Personally, I think those studies have some serious methodological problems that might explain the results. Maybe, as I walk you through my line of thought, you’ll agree with me.
For simplicity’s sake, the term “click” in this post could include any stimulus that’s been consistently paired with a treat, such as the sound of a clicker, a whistle, or a flashing laser light. “Treat” could refer to any unconditioned stimulus that has innately reinforcing properties: for instance food, play, or attention.
So, how does the established clicker work in animal training?
The three functions of the click
A seemingly trivial question, but let’s look at a training trial for a simple behaviour.
You say “sit”, the clicker-trained dog sits, you click and give him a treat.
What just happened? What was the intended function of the click?
- The click predicted treats (it was a reinforcer)
- The click pinpointed the exact moment when the criterion was met (it was a marker signal)
- The click spanned the interval between the behaviour and the consequence (it was a bridge)
- Reinforcer. The power of the click as a secondary (or conditioned, or learned) reinforcer depends on the degree of classical conditioning: the number of pairings (click-treat), the quality of the treats, the uniqueness of the combination of the sound and the chosen treat, and so on. The power of the click as a reinforcer is not all or nothing: it’s everything in between too.

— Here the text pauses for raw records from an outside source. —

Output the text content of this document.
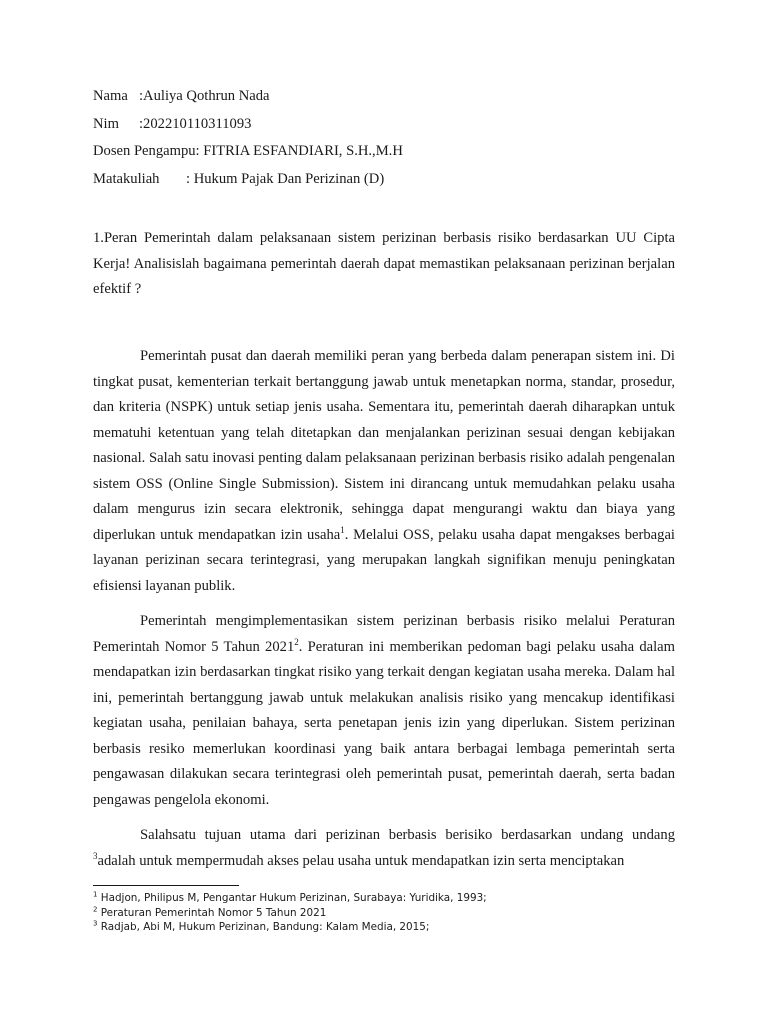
Nama :Auliya Qothrun Nada
Nim :202210110311093
Dosen Pengampu: FITRIA ESFANDIARI, S.H.,M.H
Matakuliah : Hukum Pajak Dan Perizinan (D)
1.Peran Pemerintah dalam pelaksanaan sistem perizinan berbasis risiko berdasarkan UU Cipta Kerja! Analisislah bagaimana pemerintah daerah dapat memastikan pelaksanaan perizinan berjalan efektif ?

Pemerintah pusat dan daerah memiliki peran yang berbeda dalam penerapan sistem ini. Di tingkat pusat, kementerian terkait bertanggung jawab untuk menetapkan norma, standar, prosedur, dan kriteria (NSPK) untuk setiap jenis usaha. Sementara itu, pemerintah daerah diharapkan untuk mematuhi ketentuan yang telah ditetapkan dan menjalankan perizinan sesuai dengan kebijakan nasional. Salah satu inovasi penting dalam pelaksanaan perizinan berbasis risiko adalah pengenalan sistem OSS (Online Single Submission). Sistem ini dirancang untuk memudahkan pelaku usaha dalam mengurus izin secara elektronik, sehingga dapat mengurangi waktu dan biaya yang diperlukan untuk mendapatkan izin usaha$^1$. Melalui OSS, pelaku usaha dapat mengakses berbagai layanan perizinan secara terintegrasi, yang merupakan langkah signifikan menuju peningkatan efisiensi layanan publik.

Pemerintah mengimplementasikan sistem perizinan berbasis risiko melalui Peraturan Pemerintah Nomor 5 Tahun 2021$^2$. Peraturan ini memberikan pedoman bagi pelaku usaha dalam mendapatkan izin berdasarkan tingkat risiko yang terkait dengan kegiatan usaha mereka. Dalam hal ini, pemerintah bertanggung jawab untuk melakukan analisis risiko yang mencakup identifikasi kegiatan usaha, penilaian bahaya, serta penetapan jenis izin yang diperlukan. Sistem perizinan berbasis resiko memerlukan koordinasi yang baik antara berbagai lembaga pemerintah serta pengawasan dilakukan secara terintegrasi oleh pemerintah pusat, pemerintah daerah, serta badan pengawas pengelola ekonomi.

Salahsatu tujuan utama dari perizinan berbasis berisiko berdasarkan undang undang $^3$adalah untuk mempermudah akses pelau usaha untuk mendapatkan izin serta menciptakan

$^1$ Hadjon, Philipus M, Pengantar Hukum Perizinan, Surabaya: Yuridika, 1993;
$^2$ Peraturan Pemerintah Nomor 5 Tahun 2021
$^3$ Radjab, Abi M, Hukum Perizinan, Bandung: Kalam Media, 2015;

- Marker. Whether the click serves a marking function depends on the other information available to the animal in the current setting. Can it get “marking” information from anything else occurring simultaneously? For instance, when the animal touches a target and gets a click at the same time, those two stimuli need to be processed by the animal’s brain – and sometimes maybe the touch will be more salient to the animal, sometimes the click. Animals are hard wired to attend to stimuli; they will orient towards them, approach them, sniff and investigate. Touching is part of the targeting behaviour and tactile feedback will likely be very noticeable by the animal – perhaps more so than the auditory feedback from the click. In addition, nose-touching involves an olfactory component for many animal species: perhaps smelling the target will overshadow the auditory stimulation of simultaneously hearing a clicking sound. Also, how much the animal will attend to the clicking sound will likely be a function of previous exposure to that sound: is it reinforcing?
- Bridge. Animals learn more slowly, or fail to learn the task at all, when the consequences are delayed even by a very short interval after the relevant behaviour. The click predicts the upcoming consequence, so it can lessen the effects of delayed primary reinforcement.
Wow, three-in-one: a marker, a reinforcer, and a bridge! If the click can do all that, no wonder it’s such a popular tool. So, what’s the problem?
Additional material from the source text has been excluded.